Le génie de cette adaptation du Procès réside justement dans le respect et la compréhension du texte. Si Lamothe et Girard ont choisi l’ordre que Max Brod (l’ami de Kafka qui a rendu public ce roman inachevé et laissé sans indications précises quant à la chronologie des chapitres) avait établi comme une évidence, ils ont aussi évité de théâtraliser le roman et d’imposer un crescendo peu subtil. Il aurait été tentant de surligner l’aspect paranoïaque pour augmenter les effets dramatiques et nourrir le suspense, mais non. On n’a pas transformé le roman en pièce, on a plutôt choisi de le rendre avec humilité. On ne sent aucune volonté de la part des artisans de démontrer une lecture singulière de l’œuvre; on présente le génie de Kafka en essayant d’en sacrifier le moins possible et en faisant confiance aux spectateurs.
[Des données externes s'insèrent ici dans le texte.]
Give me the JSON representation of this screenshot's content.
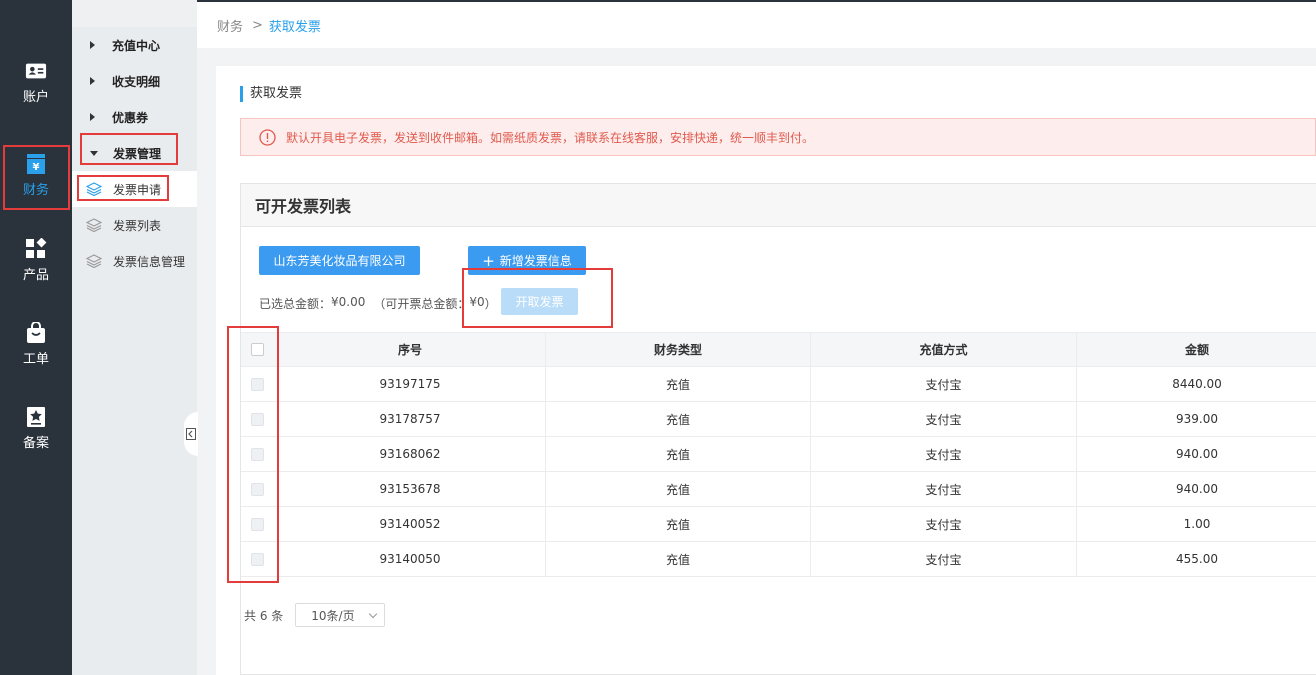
{
  "rail": {
    "items": [
      {
        "label": "账户",
        "icon": "id-card-icon"
      },
      {
        "label": "财务",
        "icon": "finance-icon"
      },
      {
        "label": "产品",
        "icon": "apps-icon"
      },
      {
        "label": "工单",
        "icon": "bag-icon"
      },
      {
        "label": "备案",
        "icon": "star-badge-icon"
      }
    ],
    "active_color": "#2aa0ea"
  },
  "subnav": {
    "groups": [
      {
        "label": "充值中心"
      },
      {
        "label": "收支明细"
      },
      {
        "label": "优惠券"
      },
      {
        "label": "发票管理"
      }
    ],
    "items": [
      {
        "label": "发票申请"
      },
      {
        "label": "发票列表"
      },
      {
        "label": "发票信息管理"
      }
    ]
  },
  "breadcrumb": {
    "root": "财务",
    "sep": ">",
    "current": "获取发票"
  },
  "section_title": "获取发票",
  "notice": "默认开具电子发票，发送到收件邮箱。如需纸质发票，请联系在线客服，安排快递，统一顺丰到付。",
  "panel": {
    "title": "可开发票列表",
    "company_button": "山东芳美化妆品有限公司",
    "add_button": "新增发票信息",
    "selected_label": "已选总金额：",
    "selected_amount": "¥0.00",
    "available_label": "（可开票总金额：",
    "available_amount": "¥0",
    "available_close": "）",
    "issue_button": "开取发票"
  },
  "table": {
    "columns": [
      "序号",
      "财务类型",
      "充值方式",
      "金额"
    ],
    "rows": [
      [
        "93197175",
        "充值",
        "支付宝",
        "8440.00"
      ],
      [
        "93178757",
        "充值",
        "支付宝",
        "939.00"
      ],
      [
        "93168062",
        "充值",
        "支付宝",
        "940.00"
      ],
      [
        "93153678",
        "充值",
        "支付宝",
        "940.00"
      ],
      [
        "93140052",
        "充值",
        "支付宝",
        "1.00"
      ],
      [
        "93140050",
        "充值",
        "支付宝",
        "455.00"
      ]
    ]
  },
  "pager": {
    "total": "共 6 条",
    "page_size": "10条/页"
  },
  "colors": {
    "primary": "#3b9bf0",
    "annotation": "#e43b3b",
    "notice_text": "#e05a4e"
  }
}
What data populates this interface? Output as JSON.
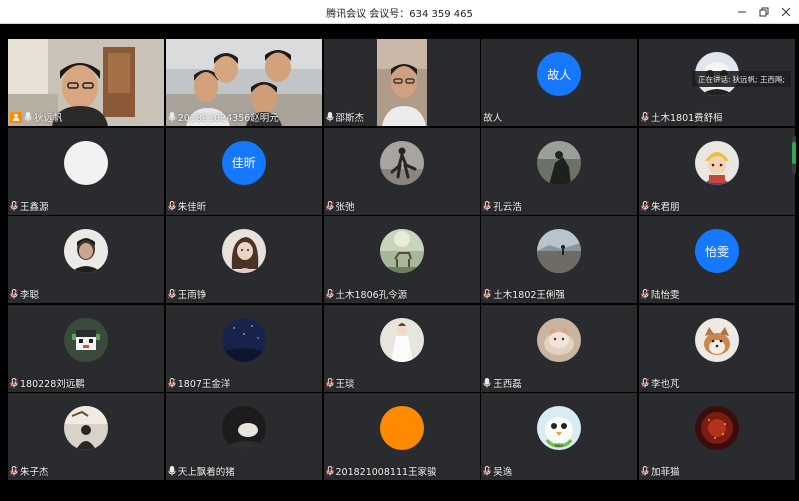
{
  "window": {
    "title": "腾讯会议 会议号：634 359 465",
    "min_icon": "minimize-icon",
    "restore_icon": "restore-icon",
    "close_icon": "close-icon"
  },
  "speaking": {
    "label": "正在讲话:",
    "names": "狄远帆; 王西飚;"
  },
  "colors": {
    "tile_bg": "#2a2b2f",
    "avatar_blue": "#1677ff",
    "avatar_orange": "#ff8a00",
    "host_orange": "#ff8a00",
    "active_green": "#33a852"
  },
  "participants": [
    {
      "name": "狄远帆",
      "host": true,
      "mic": "on",
      "kind": "video"
    },
    {
      "name": "201821024356赵明元",
      "host": false,
      "mic": "on",
      "kind": "video"
    },
    {
      "name": "邵斯杰",
      "host": false,
      "mic": "on",
      "kind": "video"
    },
    {
      "name": "故人",
      "host": false,
      "mic": "none",
      "kind": "initials",
      "initials": "故人"
    },
    {
      "name": "土木1801费舒桓",
      "host": false,
      "mic": "muted",
      "kind": "photo"
    },
    {
      "name": "王鑫源",
      "host": false,
      "mic": "muted",
      "kind": "blank"
    },
    {
      "name": "朱佳昕",
      "host": false,
      "mic": "muted",
      "kind": "initials",
      "initials": "佳昕"
    },
    {
      "name": "张弛",
      "host": false,
      "mic": "muted",
      "kind": "photo"
    },
    {
      "name": "孔云浩",
      "host": false,
      "mic": "muted",
      "kind": "photo"
    },
    {
      "name": "朱君朋",
      "host": false,
      "mic": "muted",
      "kind": "photo"
    },
    {
      "name": "李聪",
      "host": false,
      "mic": "muted",
      "kind": "photo"
    },
    {
      "name": "王雨铮",
      "host": false,
      "mic": "muted",
      "kind": "photo"
    },
    {
      "name": "土木1806孔令源",
      "host": false,
      "mic": "muted",
      "kind": "photo"
    },
    {
      "name": "土木1802王俐强",
      "host": false,
      "mic": "muted",
      "kind": "photo"
    },
    {
      "name": "陆怡雯",
      "host": false,
      "mic": "muted",
      "kind": "initials",
      "initials": "怡雯"
    },
    {
      "name": "180228刘远鹏",
      "host": false,
      "mic": "muted",
      "kind": "photo"
    },
    {
      "name": "1807王金洋",
      "host": false,
      "mic": "muted",
      "kind": "photo"
    },
    {
      "name": "王琰",
      "host": false,
      "mic": "muted",
      "kind": "photo"
    },
    {
      "name": "王西磊",
      "host": false,
      "mic": "on",
      "kind": "photo"
    },
    {
      "name": "李也芃",
      "host": false,
      "mic": "muted",
      "kind": "photo"
    },
    {
      "name": "朱子杰",
      "host": false,
      "mic": "muted",
      "kind": "photo"
    },
    {
      "name": "天上飘着的猪",
      "host": false,
      "mic": "on",
      "kind": "photo"
    },
    {
      "name": "201821008111王家骏",
      "host": false,
      "mic": "muted",
      "kind": "orange"
    },
    {
      "name": "吴逸",
      "host": false,
      "mic": "muted",
      "kind": "photo"
    },
    {
      "name": "加菲猫",
      "host": false,
      "mic": "muted",
      "kind": "photo"
    }
  ]
}
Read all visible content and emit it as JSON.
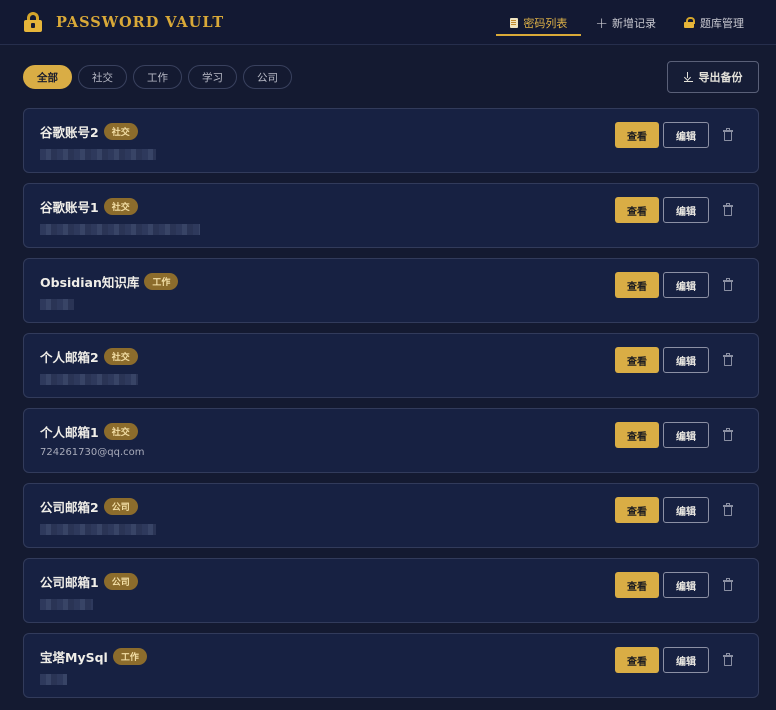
{
  "header": {
    "brand_title": "PASSWORD VAULT",
    "nav": [
      {
        "label": "密码列表",
        "icon": "document-icon",
        "active": true
      },
      {
        "label": "新增记录",
        "icon": "plus-icon",
        "active": false
      },
      {
        "label": "题库管理",
        "icon": "lock-icon",
        "active": false
      }
    ]
  },
  "filters": {
    "chips": [
      {
        "label": "全部",
        "active": true
      },
      {
        "label": "社交",
        "active": false
      },
      {
        "label": "工作",
        "active": false
      },
      {
        "label": "学习",
        "active": false
      },
      {
        "label": "公司",
        "active": false
      }
    ],
    "export_label": "导出备份"
  },
  "records": [
    {
      "title": "谷歌账号2",
      "tag": "社交",
      "subtitle": ""
    },
    {
      "title": "谷歌账号1",
      "tag": "社交",
      "subtitle": ""
    },
    {
      "title": "Obsidian知识库",
      "tag": "工作",
      "subtitle": ""
    },
    {
      "title": "个人邮箱2",
      "tag": "社交",
      "subtitle": ""
    },
    {
      "title": "个人邮箱1",
      "tag": "社交",
      "subtitle": "724261730@qq.com"
    },
    {
      "title": "公司邮箱2",
      "tag": "公司",
      "subtitle": ""
    },
    {
      "title": "公司邮箱1",
      "tag": "公司",
      "subtitle": ""
    },
    {
      "title": "宝塔MySql",
      "tag": "工作",
      "subtitle": ""
    }
  ],
  "actions": {
    "view_label": "查看",
    "edit_label": "编辑"
  },
  "colors": {
    "accent": "#d9ad45",
    "background": "#141a31",
    "card": "#172142",
    "tag_bg": "#8c6c2c"
  }
}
Les côtés ludiques de l’écriture du romancier tchèque germanophone sont bien rendus. Avec les "scènes d’amour" qui ont lieu sans préliminaires à des endroits aussi incongrus qu’à des moments inopportuns, on remarque rapidement qu’il est ici plus facile de baiser que de communiquer, plus acceptable de se soumettre à ses instincts que de se remettre en question. Aussi, l’ambiance que l’on retrouve est très fidèle au climat d’insécurité et d’étrangeté que l’on retrouve dans le roman. Le dépouillement de la scène aux premiers chapitres, l’accumulation des meubles et des gens qui rend le sentiment de confusion de plus en plus grand: tout ça place la notion de justice et de culpabilité dans une position des plus ambiguës. Une immense horloge rythme le tout comme si le temps, finalement, sanctionnait de toute façon.

Dans ce décor magnifique (signé François Séguin), l’éclairage donne le ton autant que les bruits ambiants et le chœur. Composé de huit personnes, ce chœur forme une masse inquiétante qui semble autant observer que juger, comme elle paraît ignorante des véritables enjeux et qu’elle participe à la fois à ce qui conduit à une condamnation. La masse participe à la rumeur, au murmure, à l’inconscient collectif qui tue. Les comédiens sont justes; soulignons l’apport de Normand Chouinard (dans la peau de quatre personnages), celui de Pierre Lebeau, à l’aise dans le rôle de l’inspecteur "méchant" et dans celui du juge farfelu, et finalement, celui d’Alexis Martin, qui porte avec succès la complexité de K.